Rappelons également le choix fait par Brezinski après la chute des Khmers rouges en 1979. Face à la fin du régime génocidaire, Brezinski n’a guère d’état d’âme. Loin, en effet, de considérer cette chute comme un évènement positif, sinon salutaire, il y voit avant tout un événement défavorable aux intérêts américains. N’est-ce pas le Vietnam, État pro-soviétique, qui, avec son intervention de janvier 1979, met un terme au régime des Khmers rouges ? Raison pour laquelle, après cette date, Brezinski fit en sorte que les États-Unis soutiennent militairement et financièrement les Khmers rouges par Thaïlande et Chine interposées. À ce soutien matériel aux Khmers rouges, s’ajouta un soutien diplomatique puisque Brezinski, pilote de la politique étrangère américaine, obtint que le représentant khmer rouge à l’ONU soit seul à être reconnu par les États-Unis comme le représentant légal et légitime du Cambodge. Et c’est encore Brezinski qui décida d’un embargo de près de 15 ans contre le Cambodge, décision qui fit payer à la population cambodgienne, déjà durement éprouvée par la folie des Khmers rouges, le fait d’avoir été libérée par un État voisin pro-soviétique.
À ce combat contre l’URSS succéda ensuite un combat à peine moins acharné contre la Russie pour en limiter l’influence et promouvoir les intérêts américains, en particulier en Ukraine.

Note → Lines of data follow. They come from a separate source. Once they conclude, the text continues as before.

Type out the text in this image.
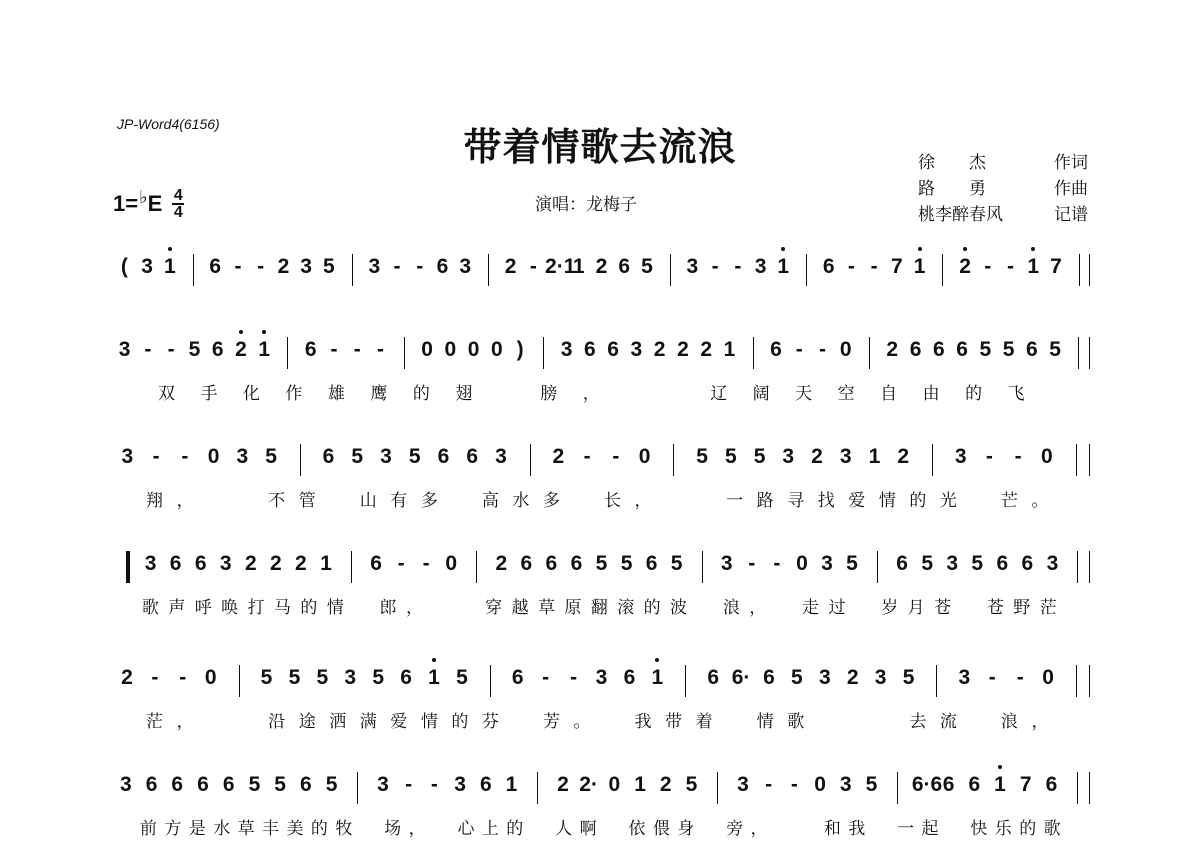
JP-Word4(6156)
带着情歌去流浪	徐　　杰	作词
路　　勇	作曲
桃李醉春风	记谱
1= ♭ E 4
4	演唱：龙梅子
( 3 1 6 - - 2 3 5 3 - - 6 3 2 - 2·1
1 2 6 5 3 - - 3 1 6 - - 7 1 2 - - 1 7
3 - - 5 6 2 1 6 - - -	0 0 0 0 )	3 6 6 3 2 2 2 1 6 - - 0 2 6 6 6 5 5 6 5
双 手 化 作 雄 鹰 的 翅
　	膀 ，

　	辽 阔 天 空 自 由 的 飞
3 -	- 0 3 5 6 5 3 5 6 6 3 2 -	- 0 5 5 5 3 2 3 1 2 3 -	- 0
翔 ，

　	不 管
　	山 有 多
　	高 水 多
　	长 ，

　	一 路 寻 找 爱 情 的 光
　	芒 。
3 6 6 3 2 2 2 1 6 - - 0 2 6 6 6 5 5 6 5 3 - - 0 3 5 6 5 3 5 6 6 3
歌 声 呼 唤 打 马 的 情
　 郎 ，

　	穿 越 草 原 翻 滚 的 波
　 浪 ，
　 走 过
　 岁 月 苍
　 苍 野 茫
2 - - 0 5 5 5 3 5 6 1 5 6 - - 3 6 1 6 6· 6 5 3 2 3 5 3 - - 0
茫 ，

　	沿 途 洒 满 爱 情 的 芬
　	芳 。
　	我 带 着
　	情 歌

　	去 流
　	浪 ，
3 6 6 6 6 5 5 6 5 3 - - 3 6 1 2 2· 0 1 2 5 3 - - 0 3 5 6·6 6 6 1 7 6
前 方 是 水 草 丰 美 的 牧
　 场 ，
　 心 上 的
　 人 啊
　 依 偎 身
　 旁 ，

　	和 我
　 一 起
　 快 乐 的 歌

C’est pourtant le même Brezinski qui, en 2015, peu de temps avant sa mort en 2017, fait savoir publiquement que l’expansion à l’Est de l’OTAN est une menace pour la paix, en Europe et au-delà. Et, tout en prônant un soutien occidental à l’Ukraine, il se déclare favorable à un compromis avec la Russie. Plus étonnant encore, il recommandait un statut de neutralité pour l’Ukraine : « Les États-Unis et l’OTAN devraient s’inspirer pour l’Ukraine de l’exemple de la Finlande ».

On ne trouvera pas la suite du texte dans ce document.